Evans also pressed the big railway companies to accommodate Hot Springs. The Fremont, Elkhorn & Missouri Valley Railroad, commonly known as the Elkhorn, had serviced Buffalo Gap, just 14 miles away, since 1885. On September 16, 1890, the Elkhorn reached Hot Springs. On Evans’ prompting, the company had extended the line—and built a spur to his sandstone quarry along the way. He encouraged the Burlington & Missouri River Railroad to build into Hot Springs from the west, and its first train arrived on July 5, 1891. Two railroads, warm and inviting water, sandstone quarries and an influx of skilled stonecutters soon transformed Hot Springs into a tourist mecca. The two railway companies cooperated in building the nation’s smallest Union Depot, made of course out of sandstone.

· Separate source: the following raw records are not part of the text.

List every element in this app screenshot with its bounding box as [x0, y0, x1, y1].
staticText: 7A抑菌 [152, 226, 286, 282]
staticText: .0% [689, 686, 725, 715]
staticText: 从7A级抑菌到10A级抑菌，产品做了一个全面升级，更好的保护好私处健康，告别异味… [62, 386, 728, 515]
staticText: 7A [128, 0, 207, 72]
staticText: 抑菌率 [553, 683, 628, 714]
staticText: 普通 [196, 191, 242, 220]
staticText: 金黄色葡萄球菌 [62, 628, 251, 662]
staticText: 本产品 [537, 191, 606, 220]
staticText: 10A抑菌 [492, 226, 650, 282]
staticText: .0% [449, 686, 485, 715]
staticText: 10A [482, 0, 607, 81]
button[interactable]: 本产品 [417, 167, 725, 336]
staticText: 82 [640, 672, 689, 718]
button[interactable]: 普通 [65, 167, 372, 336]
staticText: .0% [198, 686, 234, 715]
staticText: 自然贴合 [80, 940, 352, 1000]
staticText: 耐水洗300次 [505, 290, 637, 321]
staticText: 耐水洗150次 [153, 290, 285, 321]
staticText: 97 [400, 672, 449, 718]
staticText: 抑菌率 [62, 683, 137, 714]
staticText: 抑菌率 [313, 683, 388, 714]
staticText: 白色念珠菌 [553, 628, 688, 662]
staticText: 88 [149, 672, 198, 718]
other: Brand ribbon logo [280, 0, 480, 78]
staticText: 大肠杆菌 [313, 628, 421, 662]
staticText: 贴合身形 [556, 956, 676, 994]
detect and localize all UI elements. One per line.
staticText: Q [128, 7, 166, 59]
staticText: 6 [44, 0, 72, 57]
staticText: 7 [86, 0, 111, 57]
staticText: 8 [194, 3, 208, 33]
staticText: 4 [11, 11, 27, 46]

Evans capitalized further on the warm waters when he developed the Evans Plunge, marking its grand opening on May 22, 1891, by inviting everyone for a free swim. The 70-by-200-foot pool was built atop several warm water springs that bubbled up through its graveled bottom, as it still does 123 years later.
The Minnekahta burned to the ground in October 1891. Undaunted, its owner built on the same spot, five city blocks south of the Evans Plunge. On August 5, 1892, Big Fred opened his new sandstone hotel but soon changed its name from the Minnekahta to the Evans. The hotel sat across the street from the Union Depot, and when trains arrived bearing potential guests, the staff unfurled a red carpet from the hotel to the station. Considered the finest lodging between Chicago and Denver, it drew socialites as well as business visitors and conventioneers.
On many of the big civic projects Evans personally matched city funds dollar for dollar. He was president of Minnekahta State Bank in 1892 and even served a term as mayor. He provided sole support for the city band and baseball team and donated land to accommodate the construction of every church built during his years in Hot Springs.
By the turn of the century Evans’ health was in decline, and on October 11, 1902, he died in Hot Springs. His legacy lives on in town with Evans Heights, Evanston Street, the Evans Plunge [www.evans plunge.com] and the Evans Hotel, which now serves as low-income housing for seniors and is simply called The Evans. A captivating Victorian home he built for his family in 1892 on a hill overlooking the Evans Plunge has been renovated several times. Some three-dozen Richardson Romanesque buildings made of sandstone from area quarries remain in use in Hot Springs, a testament to the long-ago patrons who made the valley into a world-renowned spa resort.